现在参见图4，其中示出一个客户机设备的方框图。该客户机设备可以是多个便携式设备，例如移动电话、PDA、便携式计算机或者可以由与位于不同地理位置的另一个设备通信的用户所使用的任何其他设备。Referring now to FIG. 4, a block diagram of a client device is shown. The client device may be a number of portable devices such as a mobile phone, PDA, portable computer, or any other device that may be used by a user communicating with another device located in a different geographic location.

一旦一个人决定与一个远程服务器进行通信，则该人将具有与例如麦克风这样的客户机设备的接收器模块说话的选项。但是，该客户机设备对所捕获的人的语音信号400执行一系列操作。这些操作在图4中的功能块420和450中示出。在人的语音信号400上执行的操作通常可以被分为两种。在功能块422、424、426和428处表示的第一系列功能过程中，人的语音信号被经过一个处理，其中该人的语音信号被根据本领域所公知的方法转换为数字信号。然后，在功能块412处，该数字化的信号被显示给一个特征提取模块，其提取在该人的语音信号中存在的特征。这些特征可以表示在被定期测量的语音信号中的集中的能量，并且可以被表示为声音矢量的总和，例如在功能块428中所示为x1、x2、…、xT。但是，还可以提取本领域所公知的该声音信号的其他特征。Once a person decides to communicate with a remote server, that person will have the option of speaking into the receiver module of the client device, such as a microphone. However, the client device performs a series of operations on the captured human voice signal 400 . These operations are shown in functional blocks 420 and 450 in FIG. 4 . The operations performed on the human speech signal 400 can generally be divided into two types. In a first series of functional processes represented at functional blocks 422, 424, 426 and 428, a human speech signal is subjected to a process in which the human speech signal is converted to a digital signal according to methods known in the art. Then, at functional block 412, the digitized signal is presented to a feature extraction module, which extracts the features present in the person's speech signal. These features may represent the concentrated energy in the speech signal being measured periodically, and may be represented as a sum of sound vectors, eg shown in function block 428 as x1, x2, . . . , xT. However, other features of the sound signal known in the art may also be extracted.

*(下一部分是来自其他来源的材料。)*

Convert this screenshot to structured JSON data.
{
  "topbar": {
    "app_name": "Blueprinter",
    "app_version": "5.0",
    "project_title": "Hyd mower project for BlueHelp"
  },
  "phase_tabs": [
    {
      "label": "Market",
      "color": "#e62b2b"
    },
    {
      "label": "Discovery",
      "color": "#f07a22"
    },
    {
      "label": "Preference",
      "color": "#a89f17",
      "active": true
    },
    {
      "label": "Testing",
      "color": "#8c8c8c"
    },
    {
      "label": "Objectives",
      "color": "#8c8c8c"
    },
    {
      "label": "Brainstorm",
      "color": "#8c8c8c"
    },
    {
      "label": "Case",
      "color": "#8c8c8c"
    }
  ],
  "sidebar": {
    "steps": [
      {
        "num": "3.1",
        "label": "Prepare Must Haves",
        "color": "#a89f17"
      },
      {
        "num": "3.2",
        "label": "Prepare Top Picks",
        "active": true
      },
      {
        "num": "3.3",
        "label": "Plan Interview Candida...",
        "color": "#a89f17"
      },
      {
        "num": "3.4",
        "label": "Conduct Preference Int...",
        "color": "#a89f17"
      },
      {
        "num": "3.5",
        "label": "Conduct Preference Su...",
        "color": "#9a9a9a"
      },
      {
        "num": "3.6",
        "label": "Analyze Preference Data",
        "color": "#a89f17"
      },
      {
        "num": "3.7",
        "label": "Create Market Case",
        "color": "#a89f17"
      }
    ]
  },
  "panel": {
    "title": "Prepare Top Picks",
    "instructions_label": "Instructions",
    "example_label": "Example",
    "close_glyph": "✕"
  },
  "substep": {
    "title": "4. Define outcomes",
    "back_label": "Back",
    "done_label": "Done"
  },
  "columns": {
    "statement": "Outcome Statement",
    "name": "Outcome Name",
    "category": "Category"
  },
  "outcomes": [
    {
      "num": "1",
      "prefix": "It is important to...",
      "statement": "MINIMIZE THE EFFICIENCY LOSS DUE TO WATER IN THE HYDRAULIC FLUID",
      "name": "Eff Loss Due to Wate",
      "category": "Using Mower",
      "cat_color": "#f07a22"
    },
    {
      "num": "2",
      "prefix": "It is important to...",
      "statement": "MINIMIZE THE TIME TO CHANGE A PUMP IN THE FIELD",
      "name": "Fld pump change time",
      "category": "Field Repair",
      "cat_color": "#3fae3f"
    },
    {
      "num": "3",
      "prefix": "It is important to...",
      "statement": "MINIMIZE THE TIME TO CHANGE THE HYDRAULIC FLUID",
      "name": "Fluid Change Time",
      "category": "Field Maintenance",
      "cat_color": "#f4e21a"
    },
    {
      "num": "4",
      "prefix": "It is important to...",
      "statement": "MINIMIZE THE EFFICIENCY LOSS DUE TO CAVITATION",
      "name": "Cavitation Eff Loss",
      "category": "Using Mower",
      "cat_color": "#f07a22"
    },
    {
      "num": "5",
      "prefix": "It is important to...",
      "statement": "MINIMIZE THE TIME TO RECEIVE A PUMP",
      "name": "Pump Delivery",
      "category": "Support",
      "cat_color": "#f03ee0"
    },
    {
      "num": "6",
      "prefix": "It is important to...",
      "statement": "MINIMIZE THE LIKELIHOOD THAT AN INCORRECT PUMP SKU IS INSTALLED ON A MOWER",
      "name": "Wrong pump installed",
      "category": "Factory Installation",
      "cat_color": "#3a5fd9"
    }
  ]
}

在功能块450处，声音矢量x1、x2、…、xT被提供给一个声音处理器，其可以识别产生该x1、x2、…、xT声音矢量的语音。为了实现该任务，该声音处理器可以参考一个声音模型，其包含用于由使用该客户机设备的人以前发出的各种语音的声音矢量。该模型可以容易地由将最初使用该客户机设备的人所训练。例如，当第一次购买的人可以编程或训练该客户机设备。该设备可以具有一个“训练我(train me)”的开关，当该开关被激活时，将在其屏幕上闪现文字，提示用户对该文字发音。该设备例如可以根据特定的设计参数闪现文字、音素、音节、半音节或者任何字的其他单元。音标单元的选择对基于本发明的实施例的方法没有影响。At functional block 450, the sound vectors x1, x2, . To accomplish this task, the sound processor may refer to a sound model containing sound vectors for various speech sounds previously uttered by a person using the client device. The model can be easily trained by the person who will initially use the client device. For example, a person may program or train the client device when purchasing it for the first time. The device could have a "train me" switch that, when activated, would flash text on its screen prompting the user to pronounce the text. The device can, for example, flash words, phonemes, syllables, demisyllables or other units of any word according to certain design parameters. The selection of the phonetic symbol unit has no influence on the method based on the embodiment of the present invention.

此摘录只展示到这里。